As salas de actividades da paróquia estão no piso térreo em continuidade visual e funcional com a praça contígua, a forma como um dos torreões se liberta do chão torna evidente o caminho de acesso à igreja.

O debate em torno da responsabilidade do projecto de execução e das soluções de pormenorização levaram o projecto a um impasse. Em causa não estava (apenas) o custo da obra, mas, sobretudo, a cadeia de comando e a posição da arquitectura no contexto da produção do espaço: o promotor da obra entendia que, uma vez delineadas as formas gerais do projecto, o arquitecto era um actor dispensável. Este entendimento, cada vez mais recorrente, corresponde a uma visão compartimentada do processo de concepção e construção, em que as vantagens da especialização são tidas como capazes de suprir a necessidade de coordenação – não tanto por critérios de economia de custos ou qualidade do resultado final, mas sobretudo por presumível eficiência processual e simplificação dos mecanismos de controlo de produção em obra.

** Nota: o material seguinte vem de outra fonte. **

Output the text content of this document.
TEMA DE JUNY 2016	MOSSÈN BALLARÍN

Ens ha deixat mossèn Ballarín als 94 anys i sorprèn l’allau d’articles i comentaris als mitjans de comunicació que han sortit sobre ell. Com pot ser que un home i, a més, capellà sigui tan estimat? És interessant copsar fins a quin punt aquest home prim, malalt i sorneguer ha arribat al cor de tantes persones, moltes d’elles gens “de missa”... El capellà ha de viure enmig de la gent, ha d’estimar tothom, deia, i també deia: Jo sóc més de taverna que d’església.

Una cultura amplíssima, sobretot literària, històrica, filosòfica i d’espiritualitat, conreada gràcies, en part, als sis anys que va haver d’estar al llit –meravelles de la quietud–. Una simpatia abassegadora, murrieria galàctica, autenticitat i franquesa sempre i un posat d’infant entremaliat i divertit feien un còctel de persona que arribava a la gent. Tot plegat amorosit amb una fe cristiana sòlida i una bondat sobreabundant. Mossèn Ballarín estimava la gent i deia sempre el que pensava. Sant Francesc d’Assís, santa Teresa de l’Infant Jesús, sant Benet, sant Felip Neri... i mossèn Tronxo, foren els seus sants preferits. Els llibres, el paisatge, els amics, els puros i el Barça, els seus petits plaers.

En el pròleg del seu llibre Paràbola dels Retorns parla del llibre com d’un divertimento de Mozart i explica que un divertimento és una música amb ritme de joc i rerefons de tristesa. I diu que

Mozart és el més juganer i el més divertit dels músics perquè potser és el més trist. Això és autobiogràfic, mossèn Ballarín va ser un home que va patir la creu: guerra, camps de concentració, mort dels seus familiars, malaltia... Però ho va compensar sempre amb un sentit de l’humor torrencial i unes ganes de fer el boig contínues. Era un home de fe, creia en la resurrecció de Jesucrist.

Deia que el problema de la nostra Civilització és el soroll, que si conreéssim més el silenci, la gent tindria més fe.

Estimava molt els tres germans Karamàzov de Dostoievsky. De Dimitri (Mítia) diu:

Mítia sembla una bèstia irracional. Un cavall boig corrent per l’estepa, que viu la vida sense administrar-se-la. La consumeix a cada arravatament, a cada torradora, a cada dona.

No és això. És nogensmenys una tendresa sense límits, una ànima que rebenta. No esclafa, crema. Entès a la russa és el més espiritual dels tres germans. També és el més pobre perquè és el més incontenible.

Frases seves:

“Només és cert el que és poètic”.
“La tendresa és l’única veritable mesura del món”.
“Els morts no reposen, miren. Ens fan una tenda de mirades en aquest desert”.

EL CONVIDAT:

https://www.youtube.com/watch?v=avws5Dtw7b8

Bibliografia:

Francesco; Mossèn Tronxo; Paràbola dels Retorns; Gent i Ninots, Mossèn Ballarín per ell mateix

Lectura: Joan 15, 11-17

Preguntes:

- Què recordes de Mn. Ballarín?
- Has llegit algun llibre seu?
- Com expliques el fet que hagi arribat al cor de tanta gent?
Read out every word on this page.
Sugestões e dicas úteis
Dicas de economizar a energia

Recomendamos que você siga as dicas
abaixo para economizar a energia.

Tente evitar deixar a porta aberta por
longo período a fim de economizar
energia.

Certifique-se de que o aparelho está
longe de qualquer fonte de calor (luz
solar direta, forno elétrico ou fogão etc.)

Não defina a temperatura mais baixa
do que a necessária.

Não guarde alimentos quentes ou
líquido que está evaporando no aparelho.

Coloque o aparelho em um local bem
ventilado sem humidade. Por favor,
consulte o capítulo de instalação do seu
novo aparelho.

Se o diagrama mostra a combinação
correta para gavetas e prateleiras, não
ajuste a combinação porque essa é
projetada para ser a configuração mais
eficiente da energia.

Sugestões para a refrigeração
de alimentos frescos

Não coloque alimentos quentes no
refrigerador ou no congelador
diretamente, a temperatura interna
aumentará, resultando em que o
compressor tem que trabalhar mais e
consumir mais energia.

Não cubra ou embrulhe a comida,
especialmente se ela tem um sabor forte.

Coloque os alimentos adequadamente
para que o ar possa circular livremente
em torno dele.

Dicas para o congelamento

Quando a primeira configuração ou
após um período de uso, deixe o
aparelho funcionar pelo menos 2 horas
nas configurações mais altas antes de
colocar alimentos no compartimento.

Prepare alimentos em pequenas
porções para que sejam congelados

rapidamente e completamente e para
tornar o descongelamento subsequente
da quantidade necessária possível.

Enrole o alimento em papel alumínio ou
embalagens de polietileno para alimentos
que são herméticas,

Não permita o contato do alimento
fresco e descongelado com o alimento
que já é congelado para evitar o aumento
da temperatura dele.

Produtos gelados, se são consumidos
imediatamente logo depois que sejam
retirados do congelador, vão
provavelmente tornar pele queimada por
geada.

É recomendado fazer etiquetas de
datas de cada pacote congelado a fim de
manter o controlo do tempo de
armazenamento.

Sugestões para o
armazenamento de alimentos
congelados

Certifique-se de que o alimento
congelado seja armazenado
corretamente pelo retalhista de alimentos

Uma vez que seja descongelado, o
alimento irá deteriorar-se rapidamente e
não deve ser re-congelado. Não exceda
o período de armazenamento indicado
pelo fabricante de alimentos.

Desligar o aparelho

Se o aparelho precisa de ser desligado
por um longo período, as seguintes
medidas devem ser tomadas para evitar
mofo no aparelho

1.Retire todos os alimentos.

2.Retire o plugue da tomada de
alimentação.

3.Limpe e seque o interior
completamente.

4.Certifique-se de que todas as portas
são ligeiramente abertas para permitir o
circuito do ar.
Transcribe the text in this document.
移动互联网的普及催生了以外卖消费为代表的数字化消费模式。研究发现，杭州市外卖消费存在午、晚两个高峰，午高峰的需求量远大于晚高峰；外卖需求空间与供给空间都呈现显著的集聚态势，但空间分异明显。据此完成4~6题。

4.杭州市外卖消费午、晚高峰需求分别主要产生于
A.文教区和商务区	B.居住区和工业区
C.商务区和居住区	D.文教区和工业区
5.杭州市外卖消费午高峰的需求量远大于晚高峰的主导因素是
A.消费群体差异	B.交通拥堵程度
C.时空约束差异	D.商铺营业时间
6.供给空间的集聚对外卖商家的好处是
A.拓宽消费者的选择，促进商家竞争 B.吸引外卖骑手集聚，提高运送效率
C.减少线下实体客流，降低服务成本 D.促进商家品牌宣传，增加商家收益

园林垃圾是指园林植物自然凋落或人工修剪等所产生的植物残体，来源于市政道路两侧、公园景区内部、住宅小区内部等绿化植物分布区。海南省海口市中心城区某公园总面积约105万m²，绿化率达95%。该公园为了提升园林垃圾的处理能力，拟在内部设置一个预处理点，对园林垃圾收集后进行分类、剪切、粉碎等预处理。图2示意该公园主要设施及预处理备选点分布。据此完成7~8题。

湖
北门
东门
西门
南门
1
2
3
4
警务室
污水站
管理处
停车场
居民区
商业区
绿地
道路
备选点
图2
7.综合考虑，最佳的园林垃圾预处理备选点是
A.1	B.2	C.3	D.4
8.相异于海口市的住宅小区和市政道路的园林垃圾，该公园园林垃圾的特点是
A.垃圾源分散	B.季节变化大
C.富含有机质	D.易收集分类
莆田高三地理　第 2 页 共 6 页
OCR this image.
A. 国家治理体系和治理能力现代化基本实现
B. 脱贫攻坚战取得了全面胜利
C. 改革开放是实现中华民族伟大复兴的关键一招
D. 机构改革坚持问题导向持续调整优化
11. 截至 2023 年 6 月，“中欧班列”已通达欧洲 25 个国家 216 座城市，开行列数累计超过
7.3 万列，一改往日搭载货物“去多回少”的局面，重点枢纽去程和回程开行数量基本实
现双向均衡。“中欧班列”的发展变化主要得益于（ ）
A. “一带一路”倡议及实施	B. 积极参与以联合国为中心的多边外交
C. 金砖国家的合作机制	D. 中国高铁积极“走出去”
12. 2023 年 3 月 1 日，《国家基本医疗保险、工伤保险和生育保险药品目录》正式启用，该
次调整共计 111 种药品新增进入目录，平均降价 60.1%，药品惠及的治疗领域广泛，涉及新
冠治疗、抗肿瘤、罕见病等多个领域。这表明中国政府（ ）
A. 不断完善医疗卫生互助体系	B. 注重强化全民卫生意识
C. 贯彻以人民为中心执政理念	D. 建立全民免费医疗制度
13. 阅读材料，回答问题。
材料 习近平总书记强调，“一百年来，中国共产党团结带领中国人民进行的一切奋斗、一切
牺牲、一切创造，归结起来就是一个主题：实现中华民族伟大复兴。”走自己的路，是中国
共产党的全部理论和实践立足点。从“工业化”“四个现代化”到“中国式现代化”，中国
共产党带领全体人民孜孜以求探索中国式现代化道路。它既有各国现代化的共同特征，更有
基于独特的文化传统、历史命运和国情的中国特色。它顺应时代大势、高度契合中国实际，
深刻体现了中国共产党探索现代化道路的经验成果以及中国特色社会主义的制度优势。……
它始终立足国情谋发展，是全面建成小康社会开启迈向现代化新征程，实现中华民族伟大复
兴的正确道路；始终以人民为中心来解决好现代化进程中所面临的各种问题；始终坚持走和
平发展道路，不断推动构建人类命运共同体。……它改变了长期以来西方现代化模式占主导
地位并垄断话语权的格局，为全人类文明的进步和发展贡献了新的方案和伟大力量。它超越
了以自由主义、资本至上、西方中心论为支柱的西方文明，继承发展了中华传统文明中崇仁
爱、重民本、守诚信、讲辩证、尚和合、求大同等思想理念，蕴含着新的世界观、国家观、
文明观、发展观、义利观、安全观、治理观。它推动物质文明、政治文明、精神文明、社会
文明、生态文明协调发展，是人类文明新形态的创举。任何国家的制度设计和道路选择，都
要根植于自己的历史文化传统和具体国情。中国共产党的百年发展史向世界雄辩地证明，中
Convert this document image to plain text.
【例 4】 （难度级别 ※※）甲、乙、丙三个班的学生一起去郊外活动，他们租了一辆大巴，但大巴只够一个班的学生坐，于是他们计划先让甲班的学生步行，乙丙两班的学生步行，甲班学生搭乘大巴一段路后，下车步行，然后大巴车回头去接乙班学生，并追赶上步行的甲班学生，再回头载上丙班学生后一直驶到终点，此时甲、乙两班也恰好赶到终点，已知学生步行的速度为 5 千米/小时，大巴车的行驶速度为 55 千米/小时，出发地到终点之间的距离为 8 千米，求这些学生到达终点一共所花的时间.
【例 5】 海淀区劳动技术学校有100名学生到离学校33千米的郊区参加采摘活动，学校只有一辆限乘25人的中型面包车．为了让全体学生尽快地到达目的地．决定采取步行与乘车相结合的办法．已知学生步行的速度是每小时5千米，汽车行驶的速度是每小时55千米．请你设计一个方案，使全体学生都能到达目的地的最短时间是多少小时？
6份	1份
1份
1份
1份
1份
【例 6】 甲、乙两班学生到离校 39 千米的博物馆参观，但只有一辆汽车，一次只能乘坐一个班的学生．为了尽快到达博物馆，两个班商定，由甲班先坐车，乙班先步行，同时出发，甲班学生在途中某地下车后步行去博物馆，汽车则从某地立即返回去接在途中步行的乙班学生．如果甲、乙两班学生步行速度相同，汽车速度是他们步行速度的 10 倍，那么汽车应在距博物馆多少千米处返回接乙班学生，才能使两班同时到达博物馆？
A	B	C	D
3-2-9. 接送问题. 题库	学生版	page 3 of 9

Um projecto de arquitectura garante a inclusão de uma complexa teia de infra-estruturas e exigências técnicas numa solução integrada que corresponde a expectativas de custo. Fazer um projecto de arquitectura é fazer a coordenação dos múltiplos intervenientes na obra, uma integração que se desenvolve num quadro de referência de produção industrial, com limitações e possibilidades no que respeita a materiais adoptados, soluções técnicas específicas, fornecedores de equipamentos, etc. Para garantir a qualidade e a coerência do conjunto, é necessário programar as decisões que, pela organização presente da indústria da construção, antecedem inevitavelmente o momento do estaleiro. Assim se defendem as expectativas do dono de obra, interessado em obter garantias de desempenho e certificações de qualidade. Mais do que definir a forma ou a estrutura do espaço, o projecto de arquitectura tem como função gerir um conjunto de interesses (muitas vezes contraditórios) que não se alcança sem o rigor da pormenorização.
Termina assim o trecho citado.